On one hand, Thomas argues for historically Black colleges and universities (HBCUs) as a viable option for competition and education in a nurturing environment. During our conversation, Thomas spoke of a cultural change that resulted in parents sending their children to predominantly white institutions (PWIs).
“I lived through it. I played through it and I coached through it,” he said. “The culture change was that somehow it was believed, erroneously, that if you went to a PWI, they had something better than HBCUs had,” Thomas said, referring to PWIs.
“When you have parents and coaches believing that, they send our best and brightest to PWIs.” That may be changing in the current climate of Black Lives Matter.
The tougher argument Thomas must make is why MEAC members should stay the course. Hampton and North Carolina A&T make the argument that they will face stronger competition and benefit more richly from TV packages in the Big South.
How easy will it be for Thomas to lure new schools into a conference that appears to be engulfed in flames? For that matter, how difficult will it be to keep current members from fleeing the fire?
At a time when the Black Lives Matter campaign has lifted Black consciousness and awareness, how can Thomas keep a conference of HBCU colleges and universities from falling to pieces?
Thomas points out that with the loss of Bethune-Cookman and Florida A&M, the MEAC has become a more compact geographic conference.
“We have the same footprint now that we had in 1970, South Carolina State was the furthest south and Delaware State was the furthest north,” he said.
This reduces travel expenses for the institutions and lessens time away from class for student-athletes, though that issue is moot now that the fall season has been canceled. But what happens when competition resumes?
The cancellation does not make the MEAC’s situation better or worse. “It makes it complicated,” Thomas said.
Thomas says he has a firm commitment from the remaining eight MEAC institutions. “Now we can be about the business of surveying the landscape and determining what is a good fit for additional members.”
That may include turning the tables and adding PWIs.
The MEAC already has three non-HBCU associate members: Augusta University joined for men’s golf, Monmouth University and the University of Alabama at Birmingham compete in bowling.
The larger issue facing Thomas and the MEAC is a reason for existing: Why is the MEAC important and what purpose does it serve?The larger issue facing Thomas and the MEAC is a reason for existing: Why is the MEAC important and what purpose does it serve?

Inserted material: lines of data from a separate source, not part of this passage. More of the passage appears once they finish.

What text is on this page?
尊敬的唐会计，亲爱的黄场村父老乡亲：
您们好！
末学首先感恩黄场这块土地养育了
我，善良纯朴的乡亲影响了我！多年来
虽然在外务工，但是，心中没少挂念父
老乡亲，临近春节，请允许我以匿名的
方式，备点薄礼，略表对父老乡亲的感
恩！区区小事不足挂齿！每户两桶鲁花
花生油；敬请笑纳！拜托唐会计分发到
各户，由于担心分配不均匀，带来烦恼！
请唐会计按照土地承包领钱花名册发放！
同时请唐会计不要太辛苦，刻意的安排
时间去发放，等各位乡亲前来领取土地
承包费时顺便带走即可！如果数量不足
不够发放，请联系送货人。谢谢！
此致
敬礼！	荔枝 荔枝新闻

These are questions often asked about the relevancy of HBCUs now that so many Black students attend PWIs. That question is being answered affirmatively in the current Black Lives Matter climate when students — including high-profile athletes — are discussing empowerment and supporting Black institutions as part of what they are looking for in a college experience.
Whenever he meets with commissioners from predominantly white conferences, Thomas says, he makes the point that the only thing that stands between them competitively is Black recruits.
“If the MEAC could get half of the African American talent, I’d be sitting in the same room with you all, getting that billion-dollar contract from ESPN, from FOX, CBS. That’s the missing link.”
Indeed, that is the whole kit and caboodle and has been since predominantly white sports programs began making Black athletic talent the primary raw material of revenue-generating sports.
The question for commissioners and presidents in the CIAA, SIAC, SWAC and MEAC is how HBCUs can mine their own black gold.
Perhaps, as many have suggested, the time has come to form a super HBCU conference made up of the MEAC, SWAC, CIAA and SIAC institutions. Much like the MEAC and SWAC competing in the Celebration Bowl, the super HBCU conference would crown its national champion in multiple sports, including football and basketball. This is less of a pipe dream than you’d think.
The immediate question for Thomas is how will the MEAC keep any more of its member institutions from leaving.
The MEAC has had a number of victories in its 49-year run, NCAA basketball tournament upsets and players excelling at the professional level.
The last three years, however, have been devastating. The conference cannot afford another loss.